Um jene alte Geschichte rankt sich die Story des norwegischen Filmklassikers „Der Totensee“ (1958), den es als norwegische Import-DVD mit englischen Untertiteln gibt (siehe DVD "The Lake of the Damned" in Liste unten). Der Film beginnt damit, dass vier Männer und zwei Frauen mit dem Zug weit aufs Land zu jener ominösen Hütte am See fahren, da der Bruder einer der Frauen dort jagen und sich erholen wollte. Aber seit längerem hat er nichts mehr von sich hören lassen. Nicht alle werden diesen Hüttenurlaub überleben.
Ein stimmungsvoller Klassiker
In stimmungsvolle und unheimliche 74min zieht der Film die Handlung des gleichnamigen Romans von Andre Bjerke zusammen, der diesen Gruselkrimi 1942 unter dem Pseudonym Bernhard Borge veröffentlichte. Im Mittelpunkt steht der See, dessen Glitzern sich unheilverkündend auf den Gesichtern spiegelt. Unterlegt wird alles von einer faszinierenden, sparsamen Musik, die die mörderische Saugkraft des Gewässers in Töne fasst. Ungerührt von allen seltsamen Geschehnissen und der düsteren Atmosphäre bleibt der Psychoanalytiker Bugge, der mit freudianischer Logik den Geschehnissen auf der Spur ist.
Gleichzeitig ist der Film, wie auch alle Krimis Bjerkes, voller Ironie und Humor, witziger und geistreicher Dialoge, was sicher auch an Bjerkes direkter Mitarbeit liegt, der sogar eine der Rollen übernahm. Er spielt dabei nicht etwa den Autor Bernhard Borge, sondern einen Mann, der die Existenz von Okkultem und Übersinnlichem uneingeschränkt bejaht und verkündet, dass der Mensch vom Dunkel umgeben ist.
Die Vorlage und der Autor
In diese Richtung hatte sich auch Andre Bjerkes Weltsicht selbst gewandelt. Hatte er noch 1941 mit „Nattmennesket“ („Der Nachtmensch“) den norwegischen Kriminalroman erneuert, indem er mit Hilfe der Figur des Psychoanalytikers Bugge streng wissenschaftlich die tiefenpsychologischen Motive des Täters offenlegte, wurde er später nicht nur in seiner Prosa zu einem Kritiker der wissenschaftlichen Weltsicht. Sein Kampf für die Anerkennung übersinnlicher Phänomene führte in den 70´er Jahren sogar zu „Im Grenzland“, einer Reihe im norwegischen Fernsehen. So ist denn auch der Schluss des Films etwas anders als das Buch.

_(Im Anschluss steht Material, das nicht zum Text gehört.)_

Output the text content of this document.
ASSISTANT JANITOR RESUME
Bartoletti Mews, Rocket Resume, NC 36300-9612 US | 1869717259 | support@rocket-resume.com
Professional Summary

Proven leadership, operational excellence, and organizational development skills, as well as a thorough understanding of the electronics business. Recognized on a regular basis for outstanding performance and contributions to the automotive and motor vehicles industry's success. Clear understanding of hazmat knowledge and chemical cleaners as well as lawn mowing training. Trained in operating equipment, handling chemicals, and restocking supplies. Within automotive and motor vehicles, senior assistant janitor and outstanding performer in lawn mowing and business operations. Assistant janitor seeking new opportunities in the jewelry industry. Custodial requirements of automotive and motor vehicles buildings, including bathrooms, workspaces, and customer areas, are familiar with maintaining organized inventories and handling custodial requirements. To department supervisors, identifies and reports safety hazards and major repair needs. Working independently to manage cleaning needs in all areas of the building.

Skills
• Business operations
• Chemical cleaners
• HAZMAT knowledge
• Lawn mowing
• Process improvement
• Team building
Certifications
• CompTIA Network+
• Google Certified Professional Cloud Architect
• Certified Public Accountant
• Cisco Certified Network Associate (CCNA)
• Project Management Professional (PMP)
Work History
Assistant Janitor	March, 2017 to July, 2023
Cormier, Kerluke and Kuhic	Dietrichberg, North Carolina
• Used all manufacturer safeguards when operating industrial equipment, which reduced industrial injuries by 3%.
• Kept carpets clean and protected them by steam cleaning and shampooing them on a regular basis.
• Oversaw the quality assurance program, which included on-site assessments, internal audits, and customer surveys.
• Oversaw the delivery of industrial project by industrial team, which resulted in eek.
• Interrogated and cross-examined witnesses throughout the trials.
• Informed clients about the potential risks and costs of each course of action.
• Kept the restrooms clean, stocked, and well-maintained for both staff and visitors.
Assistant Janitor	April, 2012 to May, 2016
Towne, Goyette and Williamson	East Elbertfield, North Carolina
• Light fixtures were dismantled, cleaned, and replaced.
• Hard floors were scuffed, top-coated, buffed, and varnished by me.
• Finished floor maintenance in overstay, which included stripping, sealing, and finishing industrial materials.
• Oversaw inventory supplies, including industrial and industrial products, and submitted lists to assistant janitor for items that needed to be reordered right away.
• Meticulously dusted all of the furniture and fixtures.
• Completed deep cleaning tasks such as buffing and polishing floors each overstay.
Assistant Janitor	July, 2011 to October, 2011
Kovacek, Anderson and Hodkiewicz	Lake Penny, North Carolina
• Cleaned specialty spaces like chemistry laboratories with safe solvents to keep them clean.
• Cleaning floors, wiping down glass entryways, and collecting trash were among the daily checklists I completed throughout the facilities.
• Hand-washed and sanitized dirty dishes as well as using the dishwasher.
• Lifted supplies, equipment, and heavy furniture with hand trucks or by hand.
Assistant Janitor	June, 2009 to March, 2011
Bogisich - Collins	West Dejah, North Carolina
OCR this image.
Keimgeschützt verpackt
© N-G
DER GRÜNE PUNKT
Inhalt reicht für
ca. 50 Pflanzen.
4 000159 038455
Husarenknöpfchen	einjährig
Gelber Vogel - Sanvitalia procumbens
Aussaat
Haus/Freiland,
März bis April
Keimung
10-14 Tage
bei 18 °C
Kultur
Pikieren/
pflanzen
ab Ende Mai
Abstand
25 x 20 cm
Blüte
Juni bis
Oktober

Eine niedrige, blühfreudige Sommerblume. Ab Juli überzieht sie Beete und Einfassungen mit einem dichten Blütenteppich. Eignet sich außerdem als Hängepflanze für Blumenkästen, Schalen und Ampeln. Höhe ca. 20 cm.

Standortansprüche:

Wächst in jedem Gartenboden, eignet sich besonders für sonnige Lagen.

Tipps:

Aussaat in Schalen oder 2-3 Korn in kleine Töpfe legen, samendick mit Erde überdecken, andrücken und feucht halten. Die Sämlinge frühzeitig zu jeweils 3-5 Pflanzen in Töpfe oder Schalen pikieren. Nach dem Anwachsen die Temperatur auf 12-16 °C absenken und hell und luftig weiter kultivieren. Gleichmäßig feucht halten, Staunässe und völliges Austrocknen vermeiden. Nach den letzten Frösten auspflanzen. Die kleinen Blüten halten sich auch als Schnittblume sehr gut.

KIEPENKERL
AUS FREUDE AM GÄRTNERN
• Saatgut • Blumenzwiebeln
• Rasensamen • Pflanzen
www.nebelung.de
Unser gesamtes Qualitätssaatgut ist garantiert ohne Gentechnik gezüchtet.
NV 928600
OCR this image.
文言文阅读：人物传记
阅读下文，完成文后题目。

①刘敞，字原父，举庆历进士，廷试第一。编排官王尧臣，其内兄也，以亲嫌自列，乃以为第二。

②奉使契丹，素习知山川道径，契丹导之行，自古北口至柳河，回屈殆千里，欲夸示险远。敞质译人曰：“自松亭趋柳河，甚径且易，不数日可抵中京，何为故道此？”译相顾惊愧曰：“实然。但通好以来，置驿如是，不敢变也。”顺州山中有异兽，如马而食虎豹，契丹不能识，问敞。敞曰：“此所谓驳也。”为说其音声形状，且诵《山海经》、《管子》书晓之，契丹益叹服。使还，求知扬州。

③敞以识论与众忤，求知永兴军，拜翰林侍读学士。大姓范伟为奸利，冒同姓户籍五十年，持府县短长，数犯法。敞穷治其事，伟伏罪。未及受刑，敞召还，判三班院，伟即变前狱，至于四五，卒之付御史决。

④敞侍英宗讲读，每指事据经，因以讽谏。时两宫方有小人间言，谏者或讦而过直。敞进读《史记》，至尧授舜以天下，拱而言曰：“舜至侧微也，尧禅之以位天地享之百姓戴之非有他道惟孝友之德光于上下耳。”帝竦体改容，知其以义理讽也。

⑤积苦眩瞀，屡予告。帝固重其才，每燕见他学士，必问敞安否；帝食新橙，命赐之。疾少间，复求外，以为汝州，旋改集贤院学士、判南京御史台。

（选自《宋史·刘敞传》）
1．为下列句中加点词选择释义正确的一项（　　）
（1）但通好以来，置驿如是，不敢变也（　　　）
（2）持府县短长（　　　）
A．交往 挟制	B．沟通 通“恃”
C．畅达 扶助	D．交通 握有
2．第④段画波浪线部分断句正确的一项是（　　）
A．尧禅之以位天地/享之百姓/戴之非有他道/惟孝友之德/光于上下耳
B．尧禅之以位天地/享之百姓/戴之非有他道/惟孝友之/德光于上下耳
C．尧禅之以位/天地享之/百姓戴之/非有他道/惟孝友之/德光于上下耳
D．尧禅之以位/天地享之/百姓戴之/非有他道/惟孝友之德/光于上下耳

[Drei Romane Bjerkes erschienen zwischen 1949 und 1959 in Deutschland: „Der Nachtmensch“ („Nattmennesket“), „Tod im Blausee“ („De Dødes Tjern“) und „Tote Männer gehen an Land“ („Døde Menn går i Land“. Leider sind sie momentan nur antiquarisch erhältlich.]
Auswirkungen
Wie populär Film und Buch auch heute noch in Skandinavien sind, und wie viel Einfluss dieser Film auf junge Regisseure hatte, die den Film in ihrer Kindheit im Fernsehen geguckt haben, zeigen besonders zwei skandinavische Filme mit deutlichen inhaltlichen Anleihen an das Vorbild: „Der Fluch von Hellestad“ (2004) von Mikael Håfström und „Die Tote am See“ (2003) von Pål Øie.
Aber es gab noch eine andere Langzeitwirkung des Films: Andre Bjerke und die zweite Hauptdarstellerin Henny Moan, die eine der großen Filmstars Norwegens war, verliebten sich, heirateten und bekamen die Tochter Vilde.